Yesterday, right-wing media tycoon Andrew Breitbart posted a video of Department of Agriculture official Shirley Sherrod, who is African-American, telling an NAACP gathering that she withheld help from a white farmer, in part because of his race. "Video Proof: The NAACP Awards Racism," Breitbart declared on his BigGovernment.com website. "[H]er federal duties are managed through the prism of race and class distinctions," Breitbart wrote, just days after the NAACP condemned "racist elements" within the tea party movement, of which Breitbart is a key supporter. Right-wing blogs and Fox News quickly picked up the video and demanded blood.
Within less than a day, Sherrod resigned from her USDA post under heavy pressure from the White House, saying she received "at least three" frantic phone calls from superiors demanding her resignation. At first glance, the forced resignation seemed fair — even the NAACP endorsed it, calling her comments "shameful."

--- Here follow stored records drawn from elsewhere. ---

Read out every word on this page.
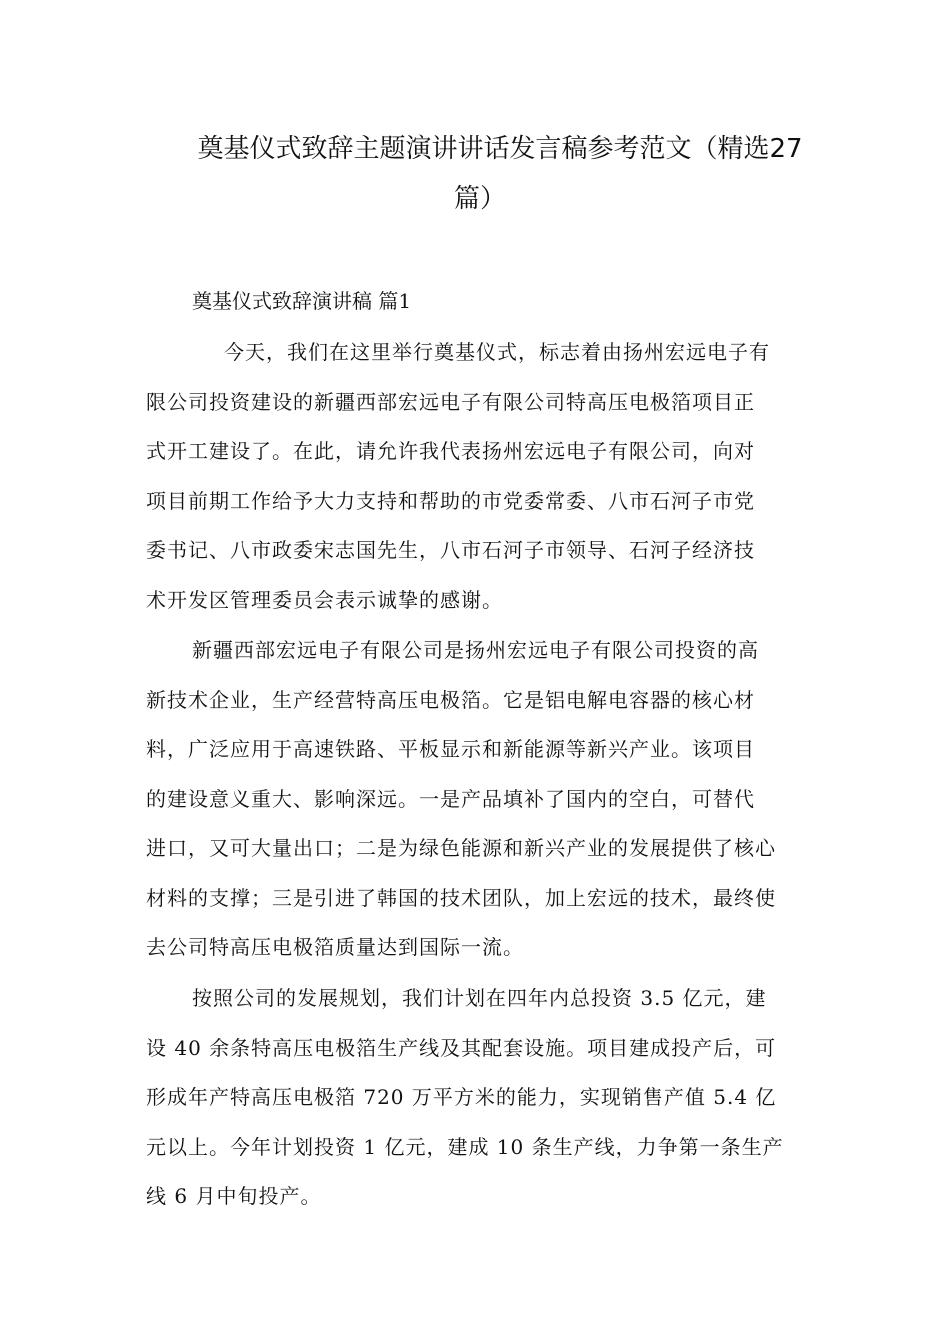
奠基仪式致辞主题演讲讲话发言稿参考范文（精选27
篇）
奠基仪式致辞演讲稿 篇1
今天，我们在这里举行奠基仪式，标志着由扬州宏远电子有
限公司投资建设的新疆西部宏远电子有限公司特高压电极箔项目正
式开工建设了。在此，请允许我代表扬州宏远电子有限公司，向对
项目前期工作给予大力支持和帮助的市党委常委、八市石河子市党
委书记、八市政委宋志国先生，八市石河子市领导、石河子经济技
术开发区管理委员会表示诚挚的感谢。
新疆西部宏远电子有限公司是扬州宏远电子有限公司投资的高
新技术企业，生产经营特高压电极箔。它是铝电解电容器的核心材
料，广泛应用于高速铁路、平板显示和新能源等新兴产业。该项目
的建设意义重大、影响深远。一是产品填补了国内的空白，可替代
进口，又可大量出口；二是为绿色能源和新兴产业的发展提供了核心
材料的支撑；三是引进了韩国的技术团队，加上宏远的技术，最终使
去公司特高压电极箔质量达到国际一流。
按照公司的发展规划，我们计划在四年内总投资 3.5 亿元，建
设 40 余条特高压电极箔生产线及其配套设施。项目建成投产后，可
形成年产特高压电极箔 720 万平方米的能力，实现销售产值 5.4 亿
元以上。今年计划投资 1 亿元，建成 10 条生产线，力争第一条生产
线 6 月中旬投产。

However, new evidence suggests that BigGovernment selectively edited the video to grossly distort what actually happened. "Context is everything," Breitbart wrote in his hit piece, but he failed mention this key context:
Sherrod [told the Atlanta Journal Constitution] that what online viewers weren't told in reports posted throughout the day Monday was that the tale she told at the banquet happened 24 years ago — before she got the USDA job — when she worked with the Georgia field office for the Federation of Southern Cooperative/Land Assistance Fund.
Sherrod said the short video clip excluded the breadth of the story about how she eventually worked with the man over a two-year period to help ward off foreclosure of his farm, and how she eventually became friends with the farmer and his wife. [...]

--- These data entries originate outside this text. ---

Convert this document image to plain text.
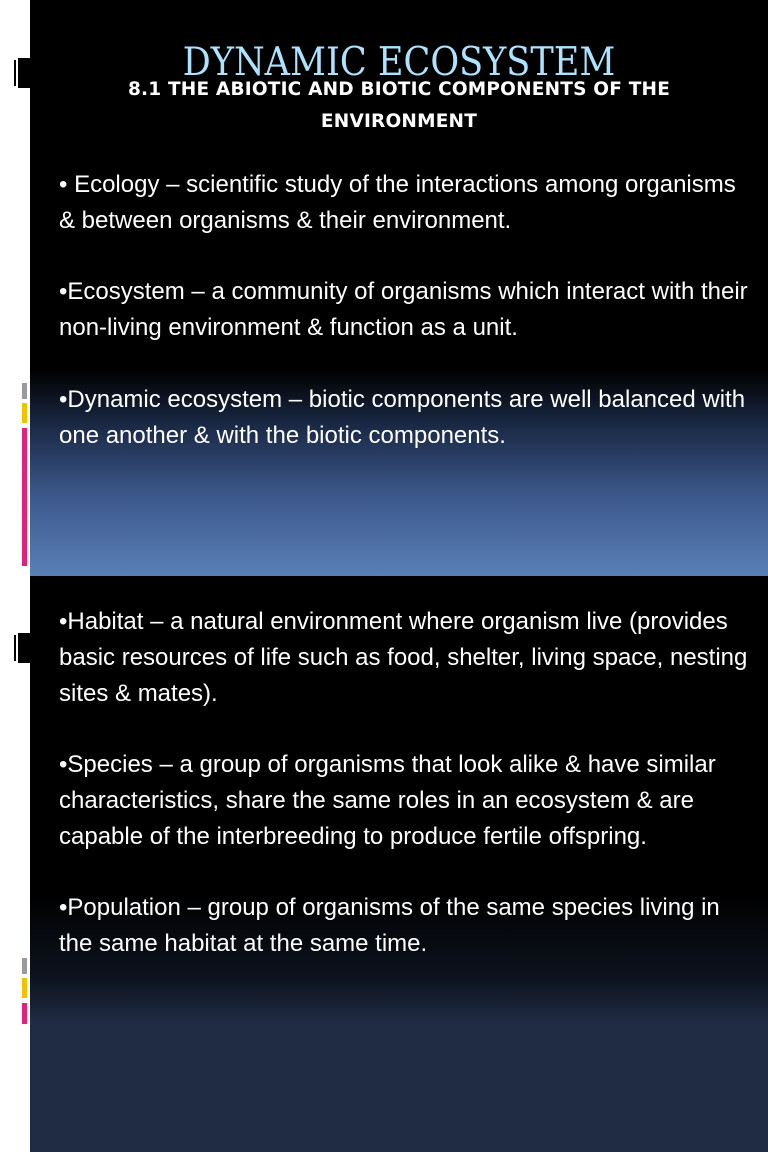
DYNAMIC ECOSYSTEM
8.1 THE ABIOTIC AND BIOTIC COMPONENTS OF THE ENVIRONMENT

• Ecology – scientific study of the interactions among organisms & between organisms & their environment.

•Ecosystem – a community of organisms which interact with their non-living environment & function as a unit.

•Dynamic ecosystem – biotic components are well balanced with one another & with the biotic components.

•Habitat – a natural environment where organism live (provides basic resources of life such as food, shelter, living space, nesting sites & mates).

•Species – a group of organisms that look alike & have similar characteristics, share the same roles in an ecosystem & are capable of the interbreeding to produce fertile offspring.

•Population – group of organisms of the same species living in the same habitat at the same time.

"The story helped me realize that race is not the issue, it's about the people who have and the people who don't. When I speak to groups, I try to speak about getting beyond the issue of race."
Indeed, the wife of the white farmer in question, 82-year-old Eloise Spooner, confirmed the story and called Sherrod a "friend for life." She told CNN that Sherrod "treated us really good and got us all we could." "She's the one I give credit to with helping us save our farm":
Sherrod also noted that there were several white people in the audience, in addition to the town's mayor. "Why would I do something racist if they were there?"
None of this context is included in the clip that Breitbart used to smear Sherrod. The production company that shot the video confirmed to TPM that "the entire video matches what Sherrod is saying," but that they cannot release it at the moment for legal reasons. The AJC is working to have it made public.
BigGovernment has the entire video, but it seems the site chose to exclude the parts that wouldn't serve their right-wing agenda. Breitbart is "trying to spur racial animosity, [by] taking the remarks of an African-American American official to the NAACP, and removing the context, all in the hopes of generating white resentment," Washington Monthly's Steve Benen wrote. Of course, if Sherrod's story is true, this wouldn't be the first time Breitbart used deceptively edited videos to bring down his rivals. "They edited the tape to meet their agenda," a law enforcement source told the New York Daily News of Breitbart's ACORN investigations, after the Brooklyn DA cleared the group of all wrongdoing.
While Sherrod's comments did seem worthy of rebuke at first, perhaps the White House should have waited to see the full video before acting so aggressively to get rid of her. Sherrod told CNN that a USDA undersecretary told her the White House was worried the controversy was "going to be on Glenn Beck tonight."